Veteran Music Activist Dr Suresh Chandrashekar Passes Away
We are very saddened to hear about the passing of Dr. Suresh Chandvankar. He was a music archivist and the honorary secretary of the Society of Indian Record Collectors.
He was one of the main guests at TRC’s first Record Store Day in 2017 at Title Waves (Bandra). He led a panel discussion and a presentation about the history of Indian music.
Dr. Chandankar was fascinated by records since his childhood. His father, who managed a small waste paper shop in Pune, began purchasing discarded records.
The challenge was, that there needed to be a gramophone to play these records. So, young Chandvankar improvised, driving a nail into a wall, spinning the record around the nail with one hand, while holding a pin in the other, tracing the grooves to catch whatever faint sound he could.
Eventually, his father bought him a gramophone.
Having finished his Masters in Physics and relocating to Bombay in 1976 for his position at the Tata Institute of Fundamental Research, Chanvankar had already collected over 1,000 records.

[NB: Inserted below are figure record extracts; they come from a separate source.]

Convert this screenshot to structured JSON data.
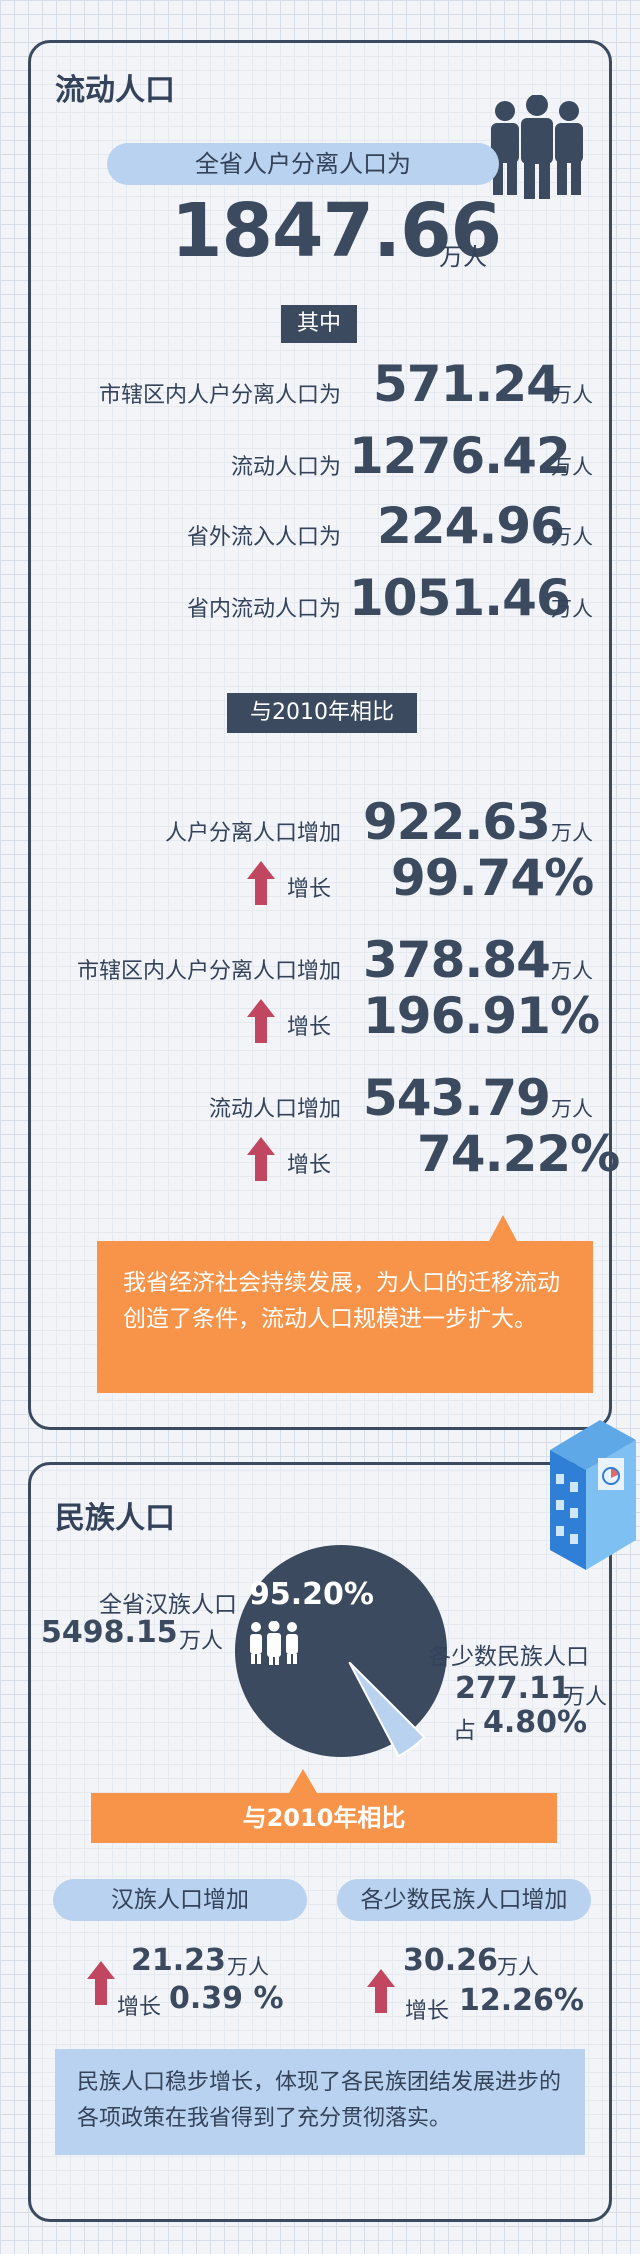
{
  "floating": {
    "title": "流动人口",
    "total_pill": "全省人户分离人口为",
    "total_value": "1847.66",
    "total_unit": "万人",
    "of_which": "其中",
    "rows": [
      {
        "label": "市辖区内人户分离人口为",
        "value": "571.24",
        "unit": "万人"
      },
      {
        "label": "流动人口为",
        "value": "1276.42",
        "unit": "万人"
      },
      {
        "label": "省外流入人口为",
        "value": "224.96",
        "unit": "万人"
      },
      {
        "label": "省内流动人口为",
        "value": "1051.46",
        "unit": "万人"
      }
    ],
    "compare": "与2010年相比",
    "changes": [
      {
        "label": "人户分离人口增加",
        "value": "922.63",
        "unit": "万人",
        "growth_label": "增长",
        "growth": "99.74%"
      },
      {
        "label": "市辖区内人户分离人口增加",
        "value": "378.84",
        "unit": "万人",
        "growth_label": "增长",
        "growth": "196.91%"
      },
      {
        "label": "流动人口增加",
        "value": "543.79",
        "unit": "万人",
        "growth_label": "增长",
        "growth": "74.22%"
      }
    ],
    "note": "我省经济社会持续发展，为人口的迁移流动创造了条件，流动人口规模进一步扩大。"
  },
  "ethnic": {
    "title": "民族人口",
    "han_label": "全省汉族人口",
    "han_value": "5498.15",
    "han_unit": "万人",
    "pie_percent": "95.20%",
    "han_share": 0.952,
    "minority_label": "各少数民族人口",
    "minority_value": "277.11",
    "minority_unit": "万人",
    "minority_share_prefix": "占",
    "minority_share": "4.80%",
    "compare": "与2010年相比",
    "han_inc_pill": "汉族人口增加",
    "min_inc_pill": "各少数民族人口增加",
    "han_inc_value": "21.23",
    "han_inc_unit": "万人",
    "han_growth_label": "增长",
    "han_growth": "0.39 %",
    "min_inc_value": "30.26",
    "min_inc_unit": "万人",
    "min_growth_label": "增长",
    "min_growth": "12.26%",
    "note": "民族人口稳步增长，体现了各民族团结发展进步的各项政策在我省得到了充分贯彻落实。"
  },
  "colors": {
    "dark": "#3b4a5e",
    "blue_pill": "#b9d2ef",
    "orange": "#f7944a",
    "red_arrow": "#c0475f"
  }
}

“Even during my early years as a paying guest, I brought along those records,” he mentioned. The collection expanded further during his stays in rented accommodations in Dombivli and later in the TIFR staff quarters in Colaba.
Like many collectors, he acknowledged being self-absorbed until the day he “realized that I am not the only guy doing this.” — thanks to Michael S. Kinnear, of Australia, an Australian researcher who was then compiling a discography of the earliest Indian recordings.
“When he first said why don’t you guys come together, I was like, ‘why should we come together, we are enemies’,” said Chandvankar. “Because that’s how we thought then.”
Shortly after, The Society of Indian Record Collectors was founded after a meeting at the Tata Institute of Fundamental Research staff quarters in June 1990.
Initially, they arranged listening sessions, occasionally, they also brought in a guest singer or musician. But their focus was always on conversations.
The Society also began publishing a newsletter called “The Record News,” with Chandvankar as the editor.
The Indian Vinylheads community mourns the loss of Dr. Suresh Chandvankar.